Algunos logran esto tras haber escrito un libro o haber planteado algún programa de investigación frente al estatuto docente, el movimiento pedagógico y otras materias. La que llaman comunidad educativa, es decir padres de familia, personal administrativo de los centros educativos y los vecinos, vive lejana de los docentes, vive divorciada con la escuela.universitarios
Sindicato y otras organizaciones no han podido acercar la comunidad educativa al maestro. Las banderas de la lucha por la educación pública es retórica. Los padres de familia se quejan por tener sus hijos en casa cada vez que hay paro o cese de actividades. No les importa la educación y no le ven la importancia que tiene. (Colombia es antepenúltima en analfabetismo en américa latina.
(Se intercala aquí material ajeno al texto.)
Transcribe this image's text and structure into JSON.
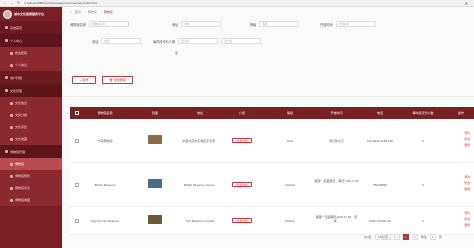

Cuba, Bolivia, Ecuador y Venezuela han erradicado el analfabetismo).
Nótese la poca importancia que da el gobierno a la educación prescolar y básica primaria, categorías en donde debería enviar a los docentes mejor capacitados y mejor remunerados, si de verdad le interesara la educación popular. Pero no, en ese sector casi que cualquiera puede ser maestro, basta con acordarse de las escuelas normales para hacerse una idea de lo que digo.
Desde ese punto de vista, vean como al interior del mismo magisterio se han creado falsas competencias, falsas luchas internas y al punto que el mismo escalafón es una ofensa a la magnánima tarea de educar. ¿En cuál otra profesión el Estado usa esta metodología para mantener en el cargo a un colombiano, o para incrementar su salario?, en ninguna otra.
Una maestra ha escrito y con razón que a nadie parece importarle, ni al Estado por supuesto, que los docentes, especialmente ellas como maestras, tapan huecos dejados en las escuelas por falta de presupuesto. Compran tiza, cortinas para las ventanas, reponen vidrios, adquieren escobas, organizan rifas y otras actividades para cosas básicas que a cualquier país le daría vergüenza no tenerlas.
Con estas y otras cargas sobre la espalda de los docentes en Colombia, también es cierto que buena parte de ellos han asumido unas actitudes poco serias y ortodoxas, como que para guardar distancias con el pueblo, con sus primeros sueldos buscan vivir en los barrios de los ricos en donde se ven a gatas para pagar la renta o las cuotas de casa nueva.
Otros no menos criticados matriculan a sus hijos en escuelas, colegios y universidades privadas, demostrando en la cara de la gente, que son ellos mismos, los profesores quienes no creen en la educación que imparten y en el sistema del que forman parte. Así no hay sueldo que les sirva dicen la señoras con sobrada razón. Salen corriendo en sus autos a recoger sus hijos en los colegios privados muchas veces sin terminar clases, sin atender quejas de padres y estudiantes.
Hay de aquellas épocas en que profesor, cura, alcalde y juez, eran lo primero y más valioso de la sociedad, reemplazados hoy como en el tango con cualquier burro, rey de bastos, cara dura o polizón, como nefasta estrategia de Estado.
Hay si supiéramos ahora qué es lo que ha pasado más allá de este comentario y si estarán o no en disposición de hacer autocrítica por el discutible papel que han cumplido en esta democracia de cartón.
No voy a repetir aquí frases que hablan de la importancia de la educación en el desarrollo de los pueblos, inclusive en el crecimiento económico y social, y la tarea a cumplir por hombres y mujeres que laboran en el campo de la educación y la pedagogía en nuestros países. Ejemplos cunden, de todas manera la educación y la salud son la base de una vida con dignidad y eso es en pocas palabras, justicia social.
Esta es pues parte de la estrategia del Estado para negarle educación al pueblo, para crear en el colectivo social odio y desprecio por los docentes, para acabar con su organización sindical, para privilegiar la educación privada que es negocio puro y seguro y especialmente, para someter a la gente a los más oprobiosos e infames procesos de atraso y descomposición social.